Scientists would calculate how far distant the surface of the ocean is from the satellite by calculating how long it takes for the radar to go down and back and allowing for moisture in the environment that slows the radar down.

In other terms, the satellite will inform Earth scientists how big the oceans are and how, over time, the height varies.

"We know that the oceans are rising because of human-caused interference with the climate. And, to see that, you really have to see a sea-level rise over the entire planet," Willis says. "That is what this satellite does best."

Effects of rising waters

Rising waters affect coastal regions of the US in destructive ways.
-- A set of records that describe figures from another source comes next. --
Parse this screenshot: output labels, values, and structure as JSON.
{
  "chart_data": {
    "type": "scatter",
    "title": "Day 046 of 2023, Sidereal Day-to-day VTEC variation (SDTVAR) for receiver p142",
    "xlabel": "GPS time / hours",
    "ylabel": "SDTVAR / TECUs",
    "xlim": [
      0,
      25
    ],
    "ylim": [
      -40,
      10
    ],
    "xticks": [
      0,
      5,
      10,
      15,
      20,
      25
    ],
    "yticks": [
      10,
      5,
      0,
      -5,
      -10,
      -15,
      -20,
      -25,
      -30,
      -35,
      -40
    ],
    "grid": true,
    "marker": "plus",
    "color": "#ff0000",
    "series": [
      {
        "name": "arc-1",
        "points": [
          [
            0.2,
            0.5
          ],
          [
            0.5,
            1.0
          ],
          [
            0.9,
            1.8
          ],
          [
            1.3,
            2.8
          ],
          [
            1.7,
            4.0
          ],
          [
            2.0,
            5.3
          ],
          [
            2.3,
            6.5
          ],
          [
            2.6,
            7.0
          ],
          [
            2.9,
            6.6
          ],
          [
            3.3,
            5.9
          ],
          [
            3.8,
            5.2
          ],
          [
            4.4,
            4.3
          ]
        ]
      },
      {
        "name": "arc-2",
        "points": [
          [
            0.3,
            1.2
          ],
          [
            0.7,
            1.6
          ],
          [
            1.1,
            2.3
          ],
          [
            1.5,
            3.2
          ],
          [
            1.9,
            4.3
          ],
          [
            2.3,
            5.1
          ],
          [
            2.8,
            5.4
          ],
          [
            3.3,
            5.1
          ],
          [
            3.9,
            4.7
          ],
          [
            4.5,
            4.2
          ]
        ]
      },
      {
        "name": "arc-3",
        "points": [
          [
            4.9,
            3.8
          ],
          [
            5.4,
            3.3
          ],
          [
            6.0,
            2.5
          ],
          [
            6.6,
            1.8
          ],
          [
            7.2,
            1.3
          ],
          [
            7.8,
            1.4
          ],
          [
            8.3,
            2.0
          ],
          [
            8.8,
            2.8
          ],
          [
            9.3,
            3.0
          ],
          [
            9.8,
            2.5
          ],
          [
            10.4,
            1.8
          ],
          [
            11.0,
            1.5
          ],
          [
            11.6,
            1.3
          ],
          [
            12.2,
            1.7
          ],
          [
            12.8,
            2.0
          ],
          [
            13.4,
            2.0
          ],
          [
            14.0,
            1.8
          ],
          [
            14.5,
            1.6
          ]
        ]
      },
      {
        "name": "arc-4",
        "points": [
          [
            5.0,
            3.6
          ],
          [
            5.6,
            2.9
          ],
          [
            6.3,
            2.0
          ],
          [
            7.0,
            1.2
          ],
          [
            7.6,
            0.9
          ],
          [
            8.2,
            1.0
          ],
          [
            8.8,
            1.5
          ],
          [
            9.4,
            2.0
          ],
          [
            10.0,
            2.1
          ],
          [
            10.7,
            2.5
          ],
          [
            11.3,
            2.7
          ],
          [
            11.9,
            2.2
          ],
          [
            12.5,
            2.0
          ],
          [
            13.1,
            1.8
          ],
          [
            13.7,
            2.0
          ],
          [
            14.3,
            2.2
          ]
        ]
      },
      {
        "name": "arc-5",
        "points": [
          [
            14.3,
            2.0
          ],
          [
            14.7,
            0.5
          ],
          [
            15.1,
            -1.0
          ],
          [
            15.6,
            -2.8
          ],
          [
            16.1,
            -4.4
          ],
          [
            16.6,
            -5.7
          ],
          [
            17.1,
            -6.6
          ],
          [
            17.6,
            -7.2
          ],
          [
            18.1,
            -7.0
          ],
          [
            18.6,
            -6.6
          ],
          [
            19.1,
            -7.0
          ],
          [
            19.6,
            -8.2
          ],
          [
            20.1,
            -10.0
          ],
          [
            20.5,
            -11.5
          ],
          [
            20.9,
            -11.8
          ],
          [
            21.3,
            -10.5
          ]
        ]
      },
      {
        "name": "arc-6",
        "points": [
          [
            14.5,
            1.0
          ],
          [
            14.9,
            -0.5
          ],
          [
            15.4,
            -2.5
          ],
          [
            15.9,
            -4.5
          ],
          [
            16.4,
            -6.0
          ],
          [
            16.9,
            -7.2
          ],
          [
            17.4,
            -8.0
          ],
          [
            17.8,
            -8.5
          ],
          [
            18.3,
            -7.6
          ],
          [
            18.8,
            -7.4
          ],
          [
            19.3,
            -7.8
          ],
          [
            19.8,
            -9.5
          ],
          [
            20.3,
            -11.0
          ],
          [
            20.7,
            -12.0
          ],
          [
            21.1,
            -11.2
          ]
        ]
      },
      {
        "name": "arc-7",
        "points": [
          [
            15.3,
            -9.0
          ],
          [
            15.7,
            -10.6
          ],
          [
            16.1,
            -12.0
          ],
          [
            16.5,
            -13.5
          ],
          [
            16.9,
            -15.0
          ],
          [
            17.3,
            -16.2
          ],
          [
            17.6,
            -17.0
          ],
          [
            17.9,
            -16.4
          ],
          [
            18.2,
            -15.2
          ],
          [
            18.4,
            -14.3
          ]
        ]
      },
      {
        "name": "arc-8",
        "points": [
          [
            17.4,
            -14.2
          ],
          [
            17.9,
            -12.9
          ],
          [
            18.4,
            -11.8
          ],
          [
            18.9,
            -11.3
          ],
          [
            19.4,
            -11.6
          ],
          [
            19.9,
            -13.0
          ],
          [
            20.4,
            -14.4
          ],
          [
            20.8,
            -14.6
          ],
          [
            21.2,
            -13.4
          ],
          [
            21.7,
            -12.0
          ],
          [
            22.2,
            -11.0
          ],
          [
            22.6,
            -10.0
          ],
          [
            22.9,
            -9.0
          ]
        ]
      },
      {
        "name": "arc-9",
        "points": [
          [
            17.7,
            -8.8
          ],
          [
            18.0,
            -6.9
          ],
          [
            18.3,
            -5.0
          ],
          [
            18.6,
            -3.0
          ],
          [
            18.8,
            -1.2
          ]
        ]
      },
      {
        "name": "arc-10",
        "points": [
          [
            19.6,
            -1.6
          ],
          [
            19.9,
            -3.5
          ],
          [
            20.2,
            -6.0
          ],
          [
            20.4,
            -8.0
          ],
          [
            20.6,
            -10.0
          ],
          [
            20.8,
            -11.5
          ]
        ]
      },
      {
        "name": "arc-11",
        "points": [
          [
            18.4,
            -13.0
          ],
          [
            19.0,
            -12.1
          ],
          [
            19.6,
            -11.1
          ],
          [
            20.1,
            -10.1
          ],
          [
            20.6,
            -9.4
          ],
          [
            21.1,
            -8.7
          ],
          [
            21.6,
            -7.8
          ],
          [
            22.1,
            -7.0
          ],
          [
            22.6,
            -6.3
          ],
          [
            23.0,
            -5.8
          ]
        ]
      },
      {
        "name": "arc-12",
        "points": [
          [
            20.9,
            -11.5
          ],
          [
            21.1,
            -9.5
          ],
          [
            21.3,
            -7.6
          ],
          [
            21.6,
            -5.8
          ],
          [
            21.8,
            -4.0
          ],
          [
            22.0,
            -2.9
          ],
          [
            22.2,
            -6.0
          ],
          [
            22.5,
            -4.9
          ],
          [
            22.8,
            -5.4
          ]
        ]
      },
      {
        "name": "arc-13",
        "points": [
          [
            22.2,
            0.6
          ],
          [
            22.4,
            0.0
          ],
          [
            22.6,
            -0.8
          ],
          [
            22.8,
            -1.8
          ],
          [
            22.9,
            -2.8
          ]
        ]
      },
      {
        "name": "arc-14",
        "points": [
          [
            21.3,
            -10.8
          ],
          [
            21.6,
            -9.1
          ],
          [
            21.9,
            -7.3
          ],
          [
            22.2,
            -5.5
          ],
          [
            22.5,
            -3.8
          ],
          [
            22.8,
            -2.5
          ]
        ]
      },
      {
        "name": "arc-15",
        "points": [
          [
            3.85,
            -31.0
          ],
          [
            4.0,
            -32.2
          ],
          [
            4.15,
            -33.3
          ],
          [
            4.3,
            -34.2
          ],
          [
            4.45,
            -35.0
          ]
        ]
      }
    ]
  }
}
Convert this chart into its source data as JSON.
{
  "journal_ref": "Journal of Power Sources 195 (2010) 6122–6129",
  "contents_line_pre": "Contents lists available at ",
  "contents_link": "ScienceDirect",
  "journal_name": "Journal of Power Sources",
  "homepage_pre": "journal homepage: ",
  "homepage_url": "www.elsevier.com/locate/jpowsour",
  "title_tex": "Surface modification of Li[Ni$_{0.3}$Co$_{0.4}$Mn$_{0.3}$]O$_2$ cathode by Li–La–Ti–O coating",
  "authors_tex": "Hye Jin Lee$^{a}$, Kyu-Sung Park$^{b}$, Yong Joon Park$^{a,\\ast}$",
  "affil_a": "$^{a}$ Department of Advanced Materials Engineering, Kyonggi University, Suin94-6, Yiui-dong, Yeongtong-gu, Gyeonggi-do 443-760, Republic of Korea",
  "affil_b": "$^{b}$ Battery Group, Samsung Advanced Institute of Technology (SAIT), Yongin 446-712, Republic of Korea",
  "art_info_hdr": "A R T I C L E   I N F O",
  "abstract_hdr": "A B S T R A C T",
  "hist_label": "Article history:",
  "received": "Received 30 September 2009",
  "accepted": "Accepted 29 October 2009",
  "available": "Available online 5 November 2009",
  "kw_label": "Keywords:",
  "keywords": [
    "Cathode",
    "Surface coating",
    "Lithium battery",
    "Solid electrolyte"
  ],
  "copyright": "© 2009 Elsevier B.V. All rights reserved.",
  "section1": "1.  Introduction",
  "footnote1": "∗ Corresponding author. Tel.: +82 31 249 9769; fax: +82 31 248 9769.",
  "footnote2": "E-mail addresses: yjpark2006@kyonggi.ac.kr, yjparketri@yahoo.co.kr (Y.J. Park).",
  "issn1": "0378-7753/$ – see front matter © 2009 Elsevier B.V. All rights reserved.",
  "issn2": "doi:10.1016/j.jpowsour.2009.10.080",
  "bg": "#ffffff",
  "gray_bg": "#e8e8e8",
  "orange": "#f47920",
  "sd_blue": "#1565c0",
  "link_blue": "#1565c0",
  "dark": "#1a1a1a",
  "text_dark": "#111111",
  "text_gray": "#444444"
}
Ocean water in the Chesapeake Bay, Gulf of Mexico, and Pacific coasts has invaded sewage networks, flooded highways, and eliminated whole island towns from life.

Yet, residents further from the coasts are often influenced by the higher, cooler water. What exists in the oceans should not remain in the oceans. Ocean tides and temperatures, for instance, control the atmosphere and fish stocks.

By knowing the sea level, Thompson said experts would have an indication of how much the ocean has expanded because of warming.

Scientists really don't know a thing about how the waters could shift in the coming decades. Climate forecasts are explicit that sea levels will begin to increase gradually, and when the Earth becomes hotter, the rise of sea levels will intensify. But it needs accurate, continuous data from both satellites and tide gauges down on Earth to see just what it would be like at the local level.